Alaska crabbers are hauling back pots from the Panhandle to the Bering Sea, and reduced catches are resulting in record prices for their efforts.

The year’s first red king crab fishery at Norton Sound has yielded 17,000 pounds so far of its nearly 40,000 pound winter quota for more than 50 local fishermen. The crab, which are taken through the ice near Nome, are paying out at a record $7.75 a pound. A summer opener will produce a combined catch of nearly half a million pounds for the region.

Red king crab from Bristol Bay also yielded the highest price ever for fishermen, averaging $10.89 per pound. That catch quota of eight million pounds was down 15 percent from the previous season.

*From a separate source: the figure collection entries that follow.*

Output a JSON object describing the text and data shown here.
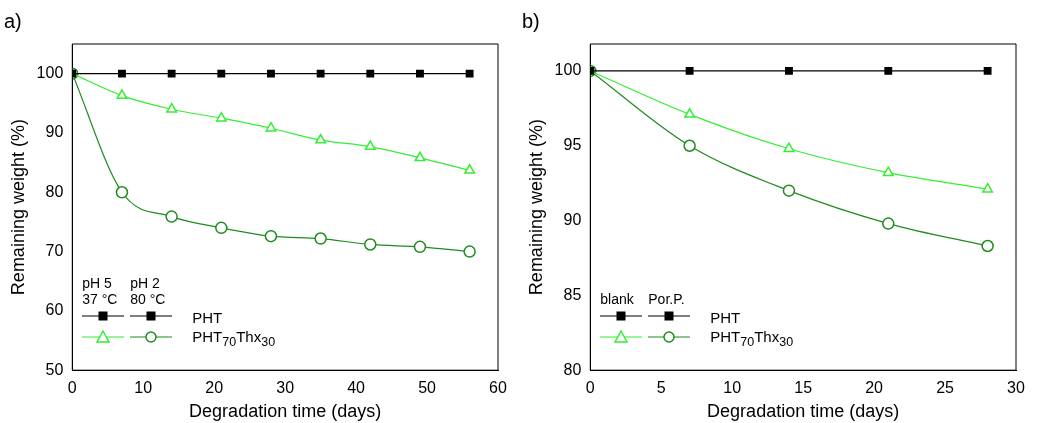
{
  "chart_data": [
    {
      "type": "line",
      "title": "a)",
      "xlabel": "Degradation time (days)",
      "ylabel": "Remaining weight (%)",
      "xlim": [
        0,
        60
      ],
      "xticks": [
        0,
        10,
        20,
        30,
        40,
        50,
        60
      ],
      "ylim": [
        50,
        105
      ],
      "yticks": [
        50,
        60,
        70,
        80,
        90,
        100
      ],
      "grid": false,
      "legend": "bottom left",
      "annotations": [
        "pH 5\n37 °C",
        "pH 2\n80 °C"
      ],
      "x": [
        0,
        7,
        14,
        21,
        28,
        35,
        42,
        49,
        56
      ],
      "series": [
        {
          "name": "PHT",
          "color": "#000000",
          "marker": "square",
          "values": [
            100,
            100,
            100,
            100,
            100,
            100,
            100,
            100,
            100
          ]
        },
        {
          "color": "#33ee33",
          "marker": "triangle",
          "values": [
            100,
            96.3,
            94,
            92.5,
            90.8,
            88.8,
            87.7,
            85.8,
            83.7
          ]
        },
        {
          "name": "PHT$_{70}$Thx$_{30}$",
          "color": "#1e8c1e",
          "marker": "circle",
          "values": [
            100,
            80,
            75.9,
            74,
            72.6,
            72.2,
            71.2,
            70.8,
            70
          ]
        }
      ]
    },
    {
      "type": "line",
      "title": "b)",
      "xlabel": "Degradation time (days)",
      "ylabel": "Remaining weight (%)",
      "xlim": [
        0,
        30
      ],
      "xticks": [
        0,
        5,
        10,
        15,
        20,
        25,
        30
      ],
      "ylim": [
        80,
        101.8
      ],
      "yticks": [
        80,
        85,
        90,
        95,
        100
      ],
      "grid": false,
      "legend": "bottom left",
      "annotations": [
        "blank",
        "Por.P."
      ],
      "x": [
        0,
        7,
        14,
        21,
        28
      ],
      "series": [
        {
          "name": "PHT",
          "color": "#000000",
          "marker": "square",
          "values": [
            100,
            100,
            100,
            100,
            100
          ]
        },
        {
          "color": "#33ee33",
          "marker": "triangle",
          "values": [
            100,
            97.1,
            94.8,
            93.2,
            92.1
          ]
        },
        {
          "name": "PHT$_{70}$Thx$_{30}$",
          "color": "#1e8c1e",
          "marker": "circle",
          "values": [
            100,
            95,
            92,
            89.8,
            88.3
          ]
        }
      ]
    }
  ]
}
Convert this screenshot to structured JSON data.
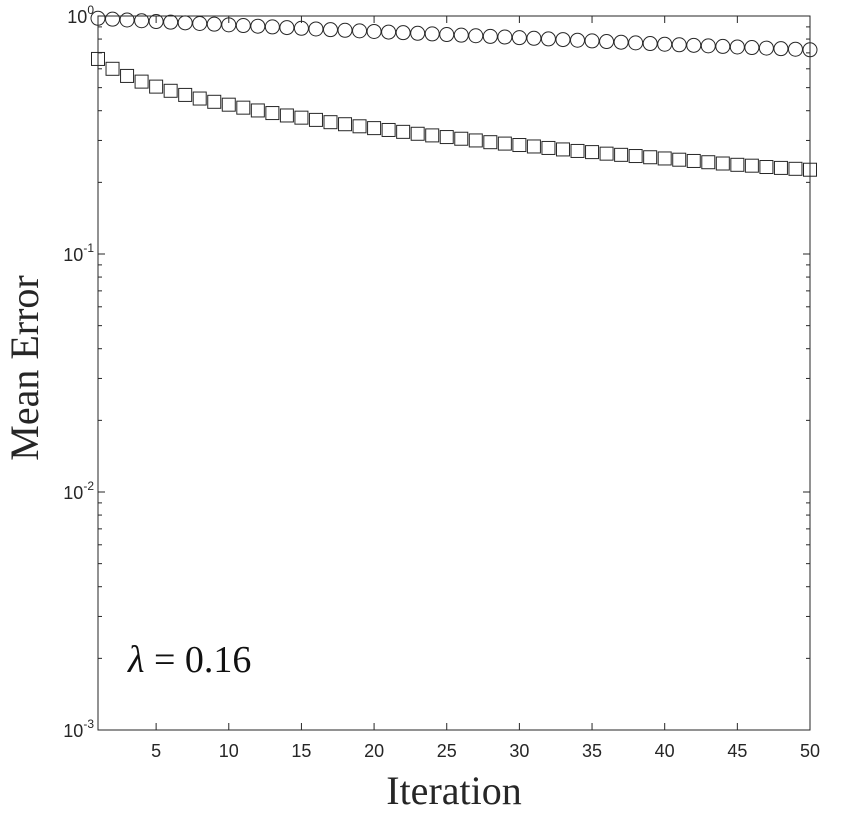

The Bering Sea snow crab fleet has taken 80 percent of its 19 million pound quota, down by nearly half from last year. That’s pushed market prices through the roof, topping $8.30 a pound at wholesale in both the US and Japan, compared to over $5.50 per pound a year ago.

Alaska produces only about 10 percent of the world’s snow crab, with most of the pack by far coming from Eastern Canada, followed by Russia. On the snow crab menu front — McDonald's has begun testing a new snow crab sandwich in several San Francisco Bay locations. If it’s a hit, the sandwich could advance to nearly 250 outlets this year.

Since mid-February, about 100 small boat crabbers in Southeast Alaska have been hauling pots for 105,000 pounds of golden king crab, which can reach as high as $10 a pound at the docks. A local Tanner crab fishery just wrapped up, with a catch that will likely come in at around one million pounds.

Tanner crab is the talk of the town throughout Cordova and Prince William Sound, where later this month the state Board of Fisheries could create a harvest plan and regulations to open a fishery for the first time in 27 years. The region produced 13 million pounds of Tanners before the Exxon Valdez oil spill, but locals believe the stock is now strong enough able to support a fishery for commercial and sport users.

“It’s largely the opinion of the people around here that the fishery could support an expanded harvest,” said John Whissel, director of natural resources for the Native Village of Eyak. “The goal here is to get away from the boom and bust cycle, where the town doubles in size in May and then shrinks when the salmon fisheries wind down.”

“There’s other opportunities around here and with oil prices being what they are and the tax rate being what it is,” he added. “Commercial fishing could play a larger role in the state budget if we gave them more chances to do that.”